Each of the moves was relatively affordable, but they'll combine to decide the direction the Suns take over the next few years. If Dragic can repeat the performance he displayed as a temporary starter for the Houston Rockets last year, he'll make for a wise investment.
If Beasley can deliver on his unmistakable promise, he'll make for a lucky gamble.
Whatever Suns fans think of their team's maneuvering, they should at least take some solace in the fact that no one is getting complacent. There's work still to be done, but a number of teams have far more topping their to-do lists.
Here are five clubs who aren't even close to wrapping up what should be busy summers.
The Atlanta Hawks have come a long way from the quagmire that had them stuck in postseason mediocrity for the last four years.
Yes, the overachieving club made it to the Conference Semifinals in three of those four, but it looked nowhere close to making it one step further. With Joe Johnson's exorbitant four-year contract now the Brooklyn Nets' problem, new general manager Danny Ferry has some breathing room and a fighting chance of making this roster better.
He's already taken the first swing by signing Georgia native Lou Williams away from the Philadelphia 76ers, a move that could assure the Hawks of a legitimate sixth man for years to come.
Still, the work isn't done yet.
In addition to Williams, who's functionally an undersized two, the Hawks have starting point guard Jeff Teague and recently-acquired Devin Harris creating something of a bottleneck in the backcourt.
Teague is the team's most valuable trade asset outside of Al Horford, but it's a bit hard to imagine the Hawks remaining content to trot Harris out as the starting point guard every night–unless the shoot-first Lou Williams is expected to handle a chunk of the minutes there.
While the Hawks have gone a ways in solving their roster problems, chances are there's more wheeling and dealing ahead.
Mark Cuban's Dallas Mavericks appeared resigned to avoiding the unpredictable fate that awaits the Houston Rockets.
After having missed out on Deron Williams, the Mavs returned to a more sober strategy of building a team that at least has a fighting chance.

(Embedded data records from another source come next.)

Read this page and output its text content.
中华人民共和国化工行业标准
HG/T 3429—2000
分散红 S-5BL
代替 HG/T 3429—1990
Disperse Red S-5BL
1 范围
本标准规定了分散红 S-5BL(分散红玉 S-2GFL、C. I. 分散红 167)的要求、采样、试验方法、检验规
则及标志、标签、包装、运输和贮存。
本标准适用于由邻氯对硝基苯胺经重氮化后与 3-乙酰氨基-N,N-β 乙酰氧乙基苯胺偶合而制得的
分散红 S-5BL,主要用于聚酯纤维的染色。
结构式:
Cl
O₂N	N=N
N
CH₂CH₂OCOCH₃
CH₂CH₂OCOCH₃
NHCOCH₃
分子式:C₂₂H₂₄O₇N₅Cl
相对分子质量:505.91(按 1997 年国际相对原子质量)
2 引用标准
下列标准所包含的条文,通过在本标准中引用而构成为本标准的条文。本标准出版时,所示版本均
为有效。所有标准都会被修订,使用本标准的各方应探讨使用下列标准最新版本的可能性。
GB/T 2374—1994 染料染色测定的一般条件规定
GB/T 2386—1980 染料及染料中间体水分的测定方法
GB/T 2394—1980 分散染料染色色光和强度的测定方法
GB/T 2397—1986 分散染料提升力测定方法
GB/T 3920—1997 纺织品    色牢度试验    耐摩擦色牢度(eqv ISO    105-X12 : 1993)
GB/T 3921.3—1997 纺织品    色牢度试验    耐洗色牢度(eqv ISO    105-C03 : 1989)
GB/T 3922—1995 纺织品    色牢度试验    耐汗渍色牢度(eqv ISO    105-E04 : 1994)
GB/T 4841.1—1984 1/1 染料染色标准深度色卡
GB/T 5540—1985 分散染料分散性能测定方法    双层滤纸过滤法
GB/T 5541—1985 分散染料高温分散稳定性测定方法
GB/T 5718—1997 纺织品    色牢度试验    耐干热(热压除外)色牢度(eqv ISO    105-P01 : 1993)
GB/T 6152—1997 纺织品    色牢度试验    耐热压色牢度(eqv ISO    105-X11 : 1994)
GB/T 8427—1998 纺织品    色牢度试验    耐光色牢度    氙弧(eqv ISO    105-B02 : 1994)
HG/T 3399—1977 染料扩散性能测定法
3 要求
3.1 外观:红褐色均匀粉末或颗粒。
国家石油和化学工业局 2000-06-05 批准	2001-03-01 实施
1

With head coach Rick Carlisle at the helm, a fighting chance isn't such a bad thing.
This summer was beginning to look pretty bleak with the losses of free agents Jason Terry and Jason Kidd, but Dallas turned things around pretty quickly when Williams agreed to re-sign with the Brooklyn Nets. The organization acquired point guard Darren Collison via trade, signed free-agent center Chris Kaman and claimed power forward Elton Brand off waivers.
If the Mavericks didn't make another move, you could argue they're already in better shape than they were last year.
Nevertheless, they don't have an ideal replacement for Jason Terry, and there's still a need for a perimeter scorer with more athleticism and consistency than Vince Carter.
If the Mavs can find a way to bring in free agent O.J. Mayo, they'd be in pretty good shape. Otherwise, they'll have plenty of work to keep them busy.
The Houston Rockets have shaped their entire offseason around an all-or-nothing endeavor to land a superstar, and ESPN's Marc Stein and Chad Ford have reported that their efforts to acquire Dwight Howard are as serious as ever.
It's curious behavior, to say the least, from a team with whom Howard has shown no interest in inking a long-term deal.
If the Rockets fail in their pursuit, fans will be asking some questions.
They traded starting point guard Kyle Lowry for a draft pick, allowed up-and-coming Gordan Dragic to depart via free agency and amnestied Luis Scola–all to acquire the assets and cap space needed to get Dwight.
This club has a number of promising young pieces around which it can build, but it will be building and rebuilding for a long time if this summer doesn't reach some kind of climax.
Content to let free agent O.J. Mayo walk after just four years of mixed success, the Memphis Grizzlies appear set to reprise their role as the better-than-advertised underdogs.
Only this time, they'll deserve the "underdog" label a little bit more.
Yes, Memphis has a young core who will benefit from another year together, but they look perilously close to becoming the Western Conference's Atlanta Hawks–a team that was good enough to surprise some people, but never good enough to go all the way.
If the Grizzlies want any chance of improving upon the seven-game ousting they suffered at the hands of the Los Angeles Clippers in this year's first round, they need to get creative.
And, they need to be prepared to take some risks, even if that means breaking up and otherwise promising starting unit.
Other than sending power forward Ryan Anderson on his way in a sign-and-trade to the New Orleans Hornets and re-signing point guard Jameer Nelson, the Orlando Magic are stuck in neutral.
Untill the Dwight Howard situation resolves itself, general manager Rob Hennigan's impending rebuilding project will remain a series of endless contingency plans. Once Howard is dealt, the rest of the pieces will begin falling into place.
Whenever that happens, expect the Orlando's front office to be abuzz with activity.
It doesn't have to make things happen overnight, and it would be unwise to even attempt such a feat.
Still, it will definitely remain busy assessing additional trade opportunities and looking for the kind of free-agent additions who'd fit nicely into the organization's presumptive youth movement.